Люся смотрела на Клавдию так, словно та вышла сейчас не от горпрокурора, а от врача-онколога и с самым страшным диагнозом. Секретарша, конечно, все слышала.
Как Клавдия добралась до кабинета? Коридоры на ее пути словно вымерли. Пусто было и в курилке.
Игорь, увидев Клавдино лицо, даже оторвался от занимательной беседы с писателем и медленно поднялся со стула.
— Что, Клавдия Васильевна?
— Все, Игорек. Увольняют. Вот так, господин писатель, — грустно улыбнулась она Лозинскому. — Зря, выходит, вы меня ждали.
Писатель помял пальцами нижнюю губу.
— Нет, не зря, — сказал он весело. — Мне, госпожа следователь, очень даже повезло!..
В этот вечер вся семья Клавдии ходила на цыпочках. Максу даже не надо было говорить отцу: «Старуха сегодня не в духе». Это было видно невооруженным взглядом, поэтому Федор улыбался ей особенно широко и обезоруживающе…
ДЕНЬ ТРИНАДЦАТЫЙ
9.23–10.40
— А был ли мальчик? — спросил Игорь.
Клавдия поглядела на него затравленными глазами и ничего не ответила. Из лаборатории сообщили, что в шприце обнаружены остатки именно рэйджа…
Клавдия автоматически выводила на листе бумаги черточки и загогулины, складывая их в замысловатый, но ничего не значащий — по крайней мере, для стороннего глаза — рисунок.
— Клавдия Васильевна, может, мы сами запутали дело, — вновь произнес Игорь, — запутали и усложнили, а?..
Клавдия вздохнула.
— Приходится признать, — продолжал Порогин, — что все наши умозаключения рассыпались как карточный домик. Судите сами. Загадочные пейджерные переговоры оказались всего лишь безобидными строчками текста песни. Фома нашелся — целый и невредимый. Денис Харитонов погиб, но где доказательства, что его гибель связана с нашим делом? Журавлева все отрицает… Что мы имеем в итоге?..
— На одной чаше весов — факты, — задумчиво проговорила Дежкина, продолжая выводить на бумаге волнистую линию, — на другой — мои ничем не подтвержденные, по твоим словам, подозрения.

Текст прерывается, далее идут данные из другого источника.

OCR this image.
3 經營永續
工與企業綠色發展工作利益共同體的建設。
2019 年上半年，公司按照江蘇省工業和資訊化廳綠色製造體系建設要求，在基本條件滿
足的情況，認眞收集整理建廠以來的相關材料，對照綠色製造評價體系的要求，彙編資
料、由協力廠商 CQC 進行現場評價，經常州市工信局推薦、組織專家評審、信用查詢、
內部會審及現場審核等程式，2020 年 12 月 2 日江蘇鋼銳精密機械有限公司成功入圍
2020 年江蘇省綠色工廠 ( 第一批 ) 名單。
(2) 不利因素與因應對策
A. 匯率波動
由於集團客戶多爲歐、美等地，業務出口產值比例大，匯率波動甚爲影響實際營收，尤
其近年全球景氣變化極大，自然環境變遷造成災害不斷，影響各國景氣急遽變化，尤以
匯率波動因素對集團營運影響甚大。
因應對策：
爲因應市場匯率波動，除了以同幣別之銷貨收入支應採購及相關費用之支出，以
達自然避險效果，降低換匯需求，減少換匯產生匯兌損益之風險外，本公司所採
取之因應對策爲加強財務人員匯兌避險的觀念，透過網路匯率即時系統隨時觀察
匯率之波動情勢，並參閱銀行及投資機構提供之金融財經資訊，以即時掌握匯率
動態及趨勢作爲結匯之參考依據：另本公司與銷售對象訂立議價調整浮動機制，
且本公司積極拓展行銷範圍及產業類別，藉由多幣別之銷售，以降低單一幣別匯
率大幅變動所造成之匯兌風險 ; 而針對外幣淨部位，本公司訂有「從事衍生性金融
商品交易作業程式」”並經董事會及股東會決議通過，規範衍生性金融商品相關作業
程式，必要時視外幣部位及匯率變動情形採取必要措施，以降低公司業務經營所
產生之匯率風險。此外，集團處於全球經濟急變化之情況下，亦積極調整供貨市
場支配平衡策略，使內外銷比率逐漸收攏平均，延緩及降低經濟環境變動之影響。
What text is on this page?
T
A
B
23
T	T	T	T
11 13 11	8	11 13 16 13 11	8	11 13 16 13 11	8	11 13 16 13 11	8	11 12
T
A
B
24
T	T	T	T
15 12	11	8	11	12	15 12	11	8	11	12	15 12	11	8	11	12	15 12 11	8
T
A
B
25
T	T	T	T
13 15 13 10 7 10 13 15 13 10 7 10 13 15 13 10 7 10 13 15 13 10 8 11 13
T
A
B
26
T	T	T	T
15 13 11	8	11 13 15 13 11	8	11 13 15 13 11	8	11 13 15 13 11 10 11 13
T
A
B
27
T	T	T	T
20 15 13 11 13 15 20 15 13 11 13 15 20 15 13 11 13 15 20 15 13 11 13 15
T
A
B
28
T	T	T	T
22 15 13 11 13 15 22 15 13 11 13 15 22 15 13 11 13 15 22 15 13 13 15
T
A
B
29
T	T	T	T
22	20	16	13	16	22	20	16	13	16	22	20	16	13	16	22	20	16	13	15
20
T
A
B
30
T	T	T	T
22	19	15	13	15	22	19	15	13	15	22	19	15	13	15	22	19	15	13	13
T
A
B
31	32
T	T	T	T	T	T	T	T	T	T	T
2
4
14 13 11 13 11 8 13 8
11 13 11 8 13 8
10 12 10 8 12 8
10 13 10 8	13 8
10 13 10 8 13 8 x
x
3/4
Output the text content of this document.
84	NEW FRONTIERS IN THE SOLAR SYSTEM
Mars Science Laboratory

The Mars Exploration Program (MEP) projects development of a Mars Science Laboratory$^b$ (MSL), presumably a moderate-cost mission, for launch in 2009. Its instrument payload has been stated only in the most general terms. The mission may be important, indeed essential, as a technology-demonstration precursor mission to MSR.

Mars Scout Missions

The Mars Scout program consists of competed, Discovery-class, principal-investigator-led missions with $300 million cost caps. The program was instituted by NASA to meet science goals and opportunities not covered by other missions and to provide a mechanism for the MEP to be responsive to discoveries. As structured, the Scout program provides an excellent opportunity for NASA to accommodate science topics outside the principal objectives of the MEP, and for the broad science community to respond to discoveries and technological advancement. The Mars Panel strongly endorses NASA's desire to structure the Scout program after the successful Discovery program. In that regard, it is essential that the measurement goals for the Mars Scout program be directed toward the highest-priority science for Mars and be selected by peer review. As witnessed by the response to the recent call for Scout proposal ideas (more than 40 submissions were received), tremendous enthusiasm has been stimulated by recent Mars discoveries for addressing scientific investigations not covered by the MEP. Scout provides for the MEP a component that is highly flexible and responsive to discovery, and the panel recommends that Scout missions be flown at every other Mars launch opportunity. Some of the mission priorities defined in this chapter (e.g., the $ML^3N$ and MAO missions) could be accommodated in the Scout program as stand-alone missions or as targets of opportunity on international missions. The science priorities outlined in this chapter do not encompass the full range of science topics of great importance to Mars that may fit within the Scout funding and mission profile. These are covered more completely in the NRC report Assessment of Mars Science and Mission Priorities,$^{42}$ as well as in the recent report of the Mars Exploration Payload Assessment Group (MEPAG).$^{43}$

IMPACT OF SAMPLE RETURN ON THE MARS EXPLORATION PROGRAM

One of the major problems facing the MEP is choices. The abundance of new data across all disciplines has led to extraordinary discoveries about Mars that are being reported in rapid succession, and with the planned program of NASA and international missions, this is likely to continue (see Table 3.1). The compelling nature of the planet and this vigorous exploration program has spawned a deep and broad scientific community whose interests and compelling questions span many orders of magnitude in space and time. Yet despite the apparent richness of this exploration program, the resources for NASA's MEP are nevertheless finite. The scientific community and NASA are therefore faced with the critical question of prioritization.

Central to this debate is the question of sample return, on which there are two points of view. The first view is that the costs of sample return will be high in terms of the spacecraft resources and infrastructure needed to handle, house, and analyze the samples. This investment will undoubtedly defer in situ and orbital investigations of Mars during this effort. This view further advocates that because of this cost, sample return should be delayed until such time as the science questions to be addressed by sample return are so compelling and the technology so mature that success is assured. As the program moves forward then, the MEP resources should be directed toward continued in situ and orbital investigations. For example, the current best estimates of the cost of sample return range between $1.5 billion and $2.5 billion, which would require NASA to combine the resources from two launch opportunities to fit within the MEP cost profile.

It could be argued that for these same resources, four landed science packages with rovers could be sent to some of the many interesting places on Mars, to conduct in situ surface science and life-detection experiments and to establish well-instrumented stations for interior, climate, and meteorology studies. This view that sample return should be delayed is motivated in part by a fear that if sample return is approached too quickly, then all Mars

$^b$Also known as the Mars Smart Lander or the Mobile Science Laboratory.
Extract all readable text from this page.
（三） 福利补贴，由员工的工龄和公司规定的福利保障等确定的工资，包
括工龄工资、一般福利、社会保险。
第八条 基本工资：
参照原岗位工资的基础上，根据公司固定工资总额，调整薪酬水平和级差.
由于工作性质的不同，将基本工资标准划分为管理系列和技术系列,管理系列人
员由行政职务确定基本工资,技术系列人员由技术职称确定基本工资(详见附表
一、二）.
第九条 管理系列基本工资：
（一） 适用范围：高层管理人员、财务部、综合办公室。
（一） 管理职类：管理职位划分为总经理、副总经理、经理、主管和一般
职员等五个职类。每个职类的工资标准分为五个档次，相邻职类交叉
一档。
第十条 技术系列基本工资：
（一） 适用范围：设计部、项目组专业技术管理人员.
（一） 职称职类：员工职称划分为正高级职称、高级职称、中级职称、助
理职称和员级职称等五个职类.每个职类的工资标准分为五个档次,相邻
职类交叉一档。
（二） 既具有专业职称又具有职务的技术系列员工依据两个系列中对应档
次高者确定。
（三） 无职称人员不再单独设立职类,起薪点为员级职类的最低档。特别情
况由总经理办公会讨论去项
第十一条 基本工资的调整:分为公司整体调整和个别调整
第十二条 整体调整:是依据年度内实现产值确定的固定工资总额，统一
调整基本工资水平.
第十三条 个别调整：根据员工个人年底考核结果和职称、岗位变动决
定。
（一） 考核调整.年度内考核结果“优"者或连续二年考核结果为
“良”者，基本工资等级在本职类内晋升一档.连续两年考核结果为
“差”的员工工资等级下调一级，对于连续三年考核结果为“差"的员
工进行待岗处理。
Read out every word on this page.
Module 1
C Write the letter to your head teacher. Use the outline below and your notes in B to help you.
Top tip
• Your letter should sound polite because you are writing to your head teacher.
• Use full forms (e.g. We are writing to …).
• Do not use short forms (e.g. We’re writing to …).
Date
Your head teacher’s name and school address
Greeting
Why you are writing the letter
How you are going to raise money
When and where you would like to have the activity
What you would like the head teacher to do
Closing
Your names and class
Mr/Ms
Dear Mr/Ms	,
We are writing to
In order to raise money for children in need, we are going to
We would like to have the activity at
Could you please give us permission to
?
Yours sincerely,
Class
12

Картина неутешительная…
— Не огорчайтесь, Клавдия Васильевна, — дружески улыбнулся Игорь. — Уметь проигрывать — великая наука. Наполеон проигрывал, Юлий Цезарь — тоже… Кто знает, может, в признании собственного поражения кроется подлинная победа. Победа над собой!..
Он умолк, вдохновленный собственной речью. На щеках его пылал гордый румянец.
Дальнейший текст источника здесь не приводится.